Veel meer dan ten tijde van eerdere klimaatrapporten zijn de gevolgen van klimaatverandering nu al duidelijk zichtbaar. In de afgelopen jaren kwamen extreme neerslag, droogte en hittegolven vaker voor. De zeespiegel is sinds 1900 gestegen met 20 centimeter. Het is duidelijk dat de zeespiegel tot ver na 2100 zal blijven stijgen met een snelheid die sterk wordt bepaald door de uitstoot van broeikasgassen vanaf nu. Door zeespiegelstijging worden na 2100 aan de Nederlandse kust extreme waterhoogtes, die nu eens per eeuw voorkomen, tien tot vijftig keer frequenter dan nu.

Aimée Slangen, zeespiegelonderzoeker bij het NIOZ, hierover: ‘Het synthese-rapport benadrukt dat aanpassing aan klimaatverandering en zeespiegelstijging op verschillende manieren mogelijk is, maar zonder snelle beperking van verdere opwarming is het dweilen met de kraan open.’

Huidig beleid onvoldoende

Sinds het Parijsakkoord in 2015 hebben veel landen aanvullend klimaatbeleid geformuleerd om de opwarming tot 2 graden te beperken. Maar volgens de beste inschatting koerst de wereld met het huidige beleid af op ongeveer 3 graden – 2,2 tot 3,5 graden Celsius – opwarming in 2100. Daarmee blijven de Parijsdoelen – ruim onder de 2 en bij voorkeur 1,5 graden Celsius – nog buiten bereik.
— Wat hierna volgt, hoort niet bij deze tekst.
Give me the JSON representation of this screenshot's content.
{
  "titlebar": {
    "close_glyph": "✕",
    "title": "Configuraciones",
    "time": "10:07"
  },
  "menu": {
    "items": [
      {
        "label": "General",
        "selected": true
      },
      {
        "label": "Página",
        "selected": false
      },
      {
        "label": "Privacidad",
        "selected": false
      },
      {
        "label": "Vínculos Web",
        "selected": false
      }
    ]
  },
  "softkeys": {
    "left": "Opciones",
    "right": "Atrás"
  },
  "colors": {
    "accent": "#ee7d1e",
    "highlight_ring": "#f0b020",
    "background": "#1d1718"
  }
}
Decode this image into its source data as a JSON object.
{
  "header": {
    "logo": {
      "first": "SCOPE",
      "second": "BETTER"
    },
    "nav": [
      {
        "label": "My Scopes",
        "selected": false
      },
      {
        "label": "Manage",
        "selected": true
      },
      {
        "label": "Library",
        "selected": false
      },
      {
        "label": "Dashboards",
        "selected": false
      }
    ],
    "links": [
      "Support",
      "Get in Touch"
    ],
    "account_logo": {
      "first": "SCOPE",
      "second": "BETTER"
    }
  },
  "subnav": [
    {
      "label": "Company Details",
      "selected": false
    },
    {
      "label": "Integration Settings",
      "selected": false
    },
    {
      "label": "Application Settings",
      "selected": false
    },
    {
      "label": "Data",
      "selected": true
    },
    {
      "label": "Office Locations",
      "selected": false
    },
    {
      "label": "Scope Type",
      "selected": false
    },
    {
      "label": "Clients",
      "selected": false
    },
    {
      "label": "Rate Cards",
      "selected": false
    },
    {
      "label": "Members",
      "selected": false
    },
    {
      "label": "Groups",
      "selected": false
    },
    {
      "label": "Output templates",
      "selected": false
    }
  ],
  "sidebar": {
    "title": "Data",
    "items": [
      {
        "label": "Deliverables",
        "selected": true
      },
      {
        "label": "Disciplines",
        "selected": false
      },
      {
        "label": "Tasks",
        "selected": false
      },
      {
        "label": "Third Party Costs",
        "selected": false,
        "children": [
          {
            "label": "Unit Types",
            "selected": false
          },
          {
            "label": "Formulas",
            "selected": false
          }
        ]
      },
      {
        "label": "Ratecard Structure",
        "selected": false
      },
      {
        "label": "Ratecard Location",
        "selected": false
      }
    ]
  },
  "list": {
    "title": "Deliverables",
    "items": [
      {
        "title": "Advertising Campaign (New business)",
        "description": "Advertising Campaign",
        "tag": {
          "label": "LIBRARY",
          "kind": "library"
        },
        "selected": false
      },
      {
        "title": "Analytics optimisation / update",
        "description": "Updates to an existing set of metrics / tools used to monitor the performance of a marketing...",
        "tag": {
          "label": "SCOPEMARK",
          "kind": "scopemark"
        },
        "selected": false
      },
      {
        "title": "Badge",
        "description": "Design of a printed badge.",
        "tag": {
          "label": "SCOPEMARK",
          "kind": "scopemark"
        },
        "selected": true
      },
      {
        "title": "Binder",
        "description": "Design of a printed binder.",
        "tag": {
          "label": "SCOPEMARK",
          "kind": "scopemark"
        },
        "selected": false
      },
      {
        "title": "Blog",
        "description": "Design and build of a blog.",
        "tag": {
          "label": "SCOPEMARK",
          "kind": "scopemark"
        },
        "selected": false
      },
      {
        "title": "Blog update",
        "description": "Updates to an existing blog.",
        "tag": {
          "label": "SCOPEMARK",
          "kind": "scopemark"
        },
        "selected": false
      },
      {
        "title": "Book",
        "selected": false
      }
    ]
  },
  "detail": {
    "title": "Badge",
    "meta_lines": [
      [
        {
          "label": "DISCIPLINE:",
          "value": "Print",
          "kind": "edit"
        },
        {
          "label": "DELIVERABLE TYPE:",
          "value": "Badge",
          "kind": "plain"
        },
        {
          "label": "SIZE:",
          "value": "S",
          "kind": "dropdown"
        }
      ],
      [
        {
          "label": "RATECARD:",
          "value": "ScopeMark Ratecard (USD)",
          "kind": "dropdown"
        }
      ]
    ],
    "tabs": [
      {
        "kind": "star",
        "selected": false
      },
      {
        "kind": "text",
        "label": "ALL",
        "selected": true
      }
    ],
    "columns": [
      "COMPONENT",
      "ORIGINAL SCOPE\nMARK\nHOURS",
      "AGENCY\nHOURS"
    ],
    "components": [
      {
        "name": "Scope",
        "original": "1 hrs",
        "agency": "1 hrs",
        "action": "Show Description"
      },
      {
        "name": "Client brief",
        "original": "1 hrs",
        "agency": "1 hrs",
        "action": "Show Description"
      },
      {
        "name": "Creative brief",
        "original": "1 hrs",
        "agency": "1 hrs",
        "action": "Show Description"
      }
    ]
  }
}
Er is dus sprake van zowel een gebrek aan ambitie – de huidige doelstellingen van landen zijn nog onvoldoende – als een tekort aan implementatie – landen voeren nog onvoldoende uit wat ze beloven. Een snelle aanscherping van beleid is volgens het VN-klimaatpanel noodzakelijk. Het IPCC waarschuwt dat met iedere 0,1 graad bovenop 1,5 graden opwarming de risico’s op weersextremen als neerslag, droogte en hittegolven toenemen. Ontwrichting van kwetsbare ecosystemen – zoals warmwaterkoralen en polaire gebieden – dreigt hierdoor, terwijl ruim 3 miljard mensen leven in gebieden die gelden als bijzonder kwetsbaar.
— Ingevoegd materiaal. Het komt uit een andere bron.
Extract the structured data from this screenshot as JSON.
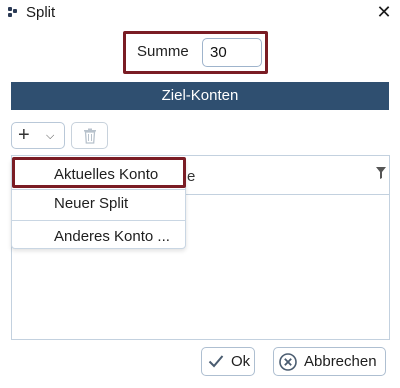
{
  "window": {
    "title": "Split",
    "close_glyph": "✕"
  },
  "summe": {
    "label": "Summe",
    "value": "30"
  },
  "section": {
    "title": "Ziel-Konten"
  },
  "toolbar": {
    "add_glyph": "+",
    "chevron_glyph": "⌵"
  },
  "grid": {
    "column_partial": "e"
  },
  "menu": {
    "items": [
      "Aktuelles Konto",
      "Neuer Split",
      "Anderes Konto ..."
    ]
  },
  "buttons": {
    "ok": "Ok",
    "cancel": "Abbrechen"
  },
  "colors": {
    "header": "#2f4f70",
    "highlight": "#7a1c24"
  }
}
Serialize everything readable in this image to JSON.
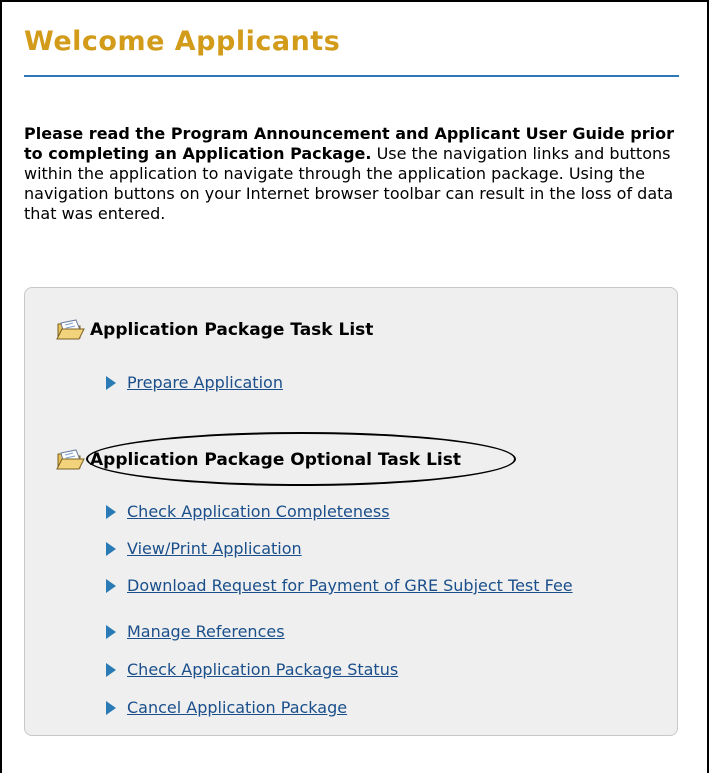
{
  "page": {
    "title": "Welcome Applicants"
  },
  "intro": {
    "bold_text": "Please read the Program Announcement and Applicant User Guide prior to completing an Application Package.",
    "body_text": " Use the navigation links and buttons within the application to navigate through the application package. Using the navigation buttons on your Internet browser toolbar can result in the loss of data that was entered."
  },
  "task_list": {
    "header": "Application Package Task List",
    "items": [
      {
        "label": "Prepare Application"
      }
    ]
  },
  "optional_task_list": {
    "header": "Application Package Optional Task List",
    "items": [
      {
        "label": "Check Application Completeness"
      },
      {
        "label": "View/Print Application"
      },
      {
        "label": "Download Request for Payment of GRE Subject Test Fee"
      },
      {
        "label": "Manage References"
      },
      {
        "label": "Check Application Package Status"
      },
      {
        "label": "Cancel Application Package"
      }
    ]
  },
  "colors": {
    "title": "#d29b1a",
    "rule": "#2f78b8",
    "link": "#1a4f8b",
    "arrow": "#2a7ab5",
    "panel": "#efefef"
  },
  "icons": {
    "section": "open-folder-icon",
    "item": "triangle-arrow-icon"
  }
}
Emissiereducties in alle sectoren

Effectief, sneller en rechtvaardig klimaatbeleid is de komende jaren volgens de onderzoekers nodig om de wereld op een veilige koers te brengen. Daarvoor zullen broeikasgasemissies in alle sectoren op korte termijn moeten dalen. Snelheid is ook geboden om ‘stranded’ assets zoveel mogelijk te voorkomen: investeringen in fossiele installaties en infrastructuur die vroegtijdig ontmanteld moeten worden.

De afgelopen jaren tekenden zich verschillende hoopvolle bewegingen af. Wind- en zonne-energie, efficiënter energiegebruik, elektrificatie, groene infrastructuur in stedelijke gebieden, herbebossing en het verminderen van voedselverspilling zijn technisch goed mogelijk, worden steeds goedkoper en kunnen rekenen op brede publieke steun. Een belangrijk neveneffect van de energietransitie is dat luchtverontreiniging sterk afneemt bij minder verbranding van olie, gas en kolen. Hierdoor is klimaatbeleid welzijnsverhogend. Alleen al de economische waarde van gezondheidswinst door schonere lucht is waarschijnlijk vergelijkbaar met de kosten van klimaatbeleid. Het klimaatrapport laat zien dat beleidsmakers, industrie en samenleving samen kunnen werken om veranderingen door te voeren en een duurzame toekomst te garanderen voor iedereen.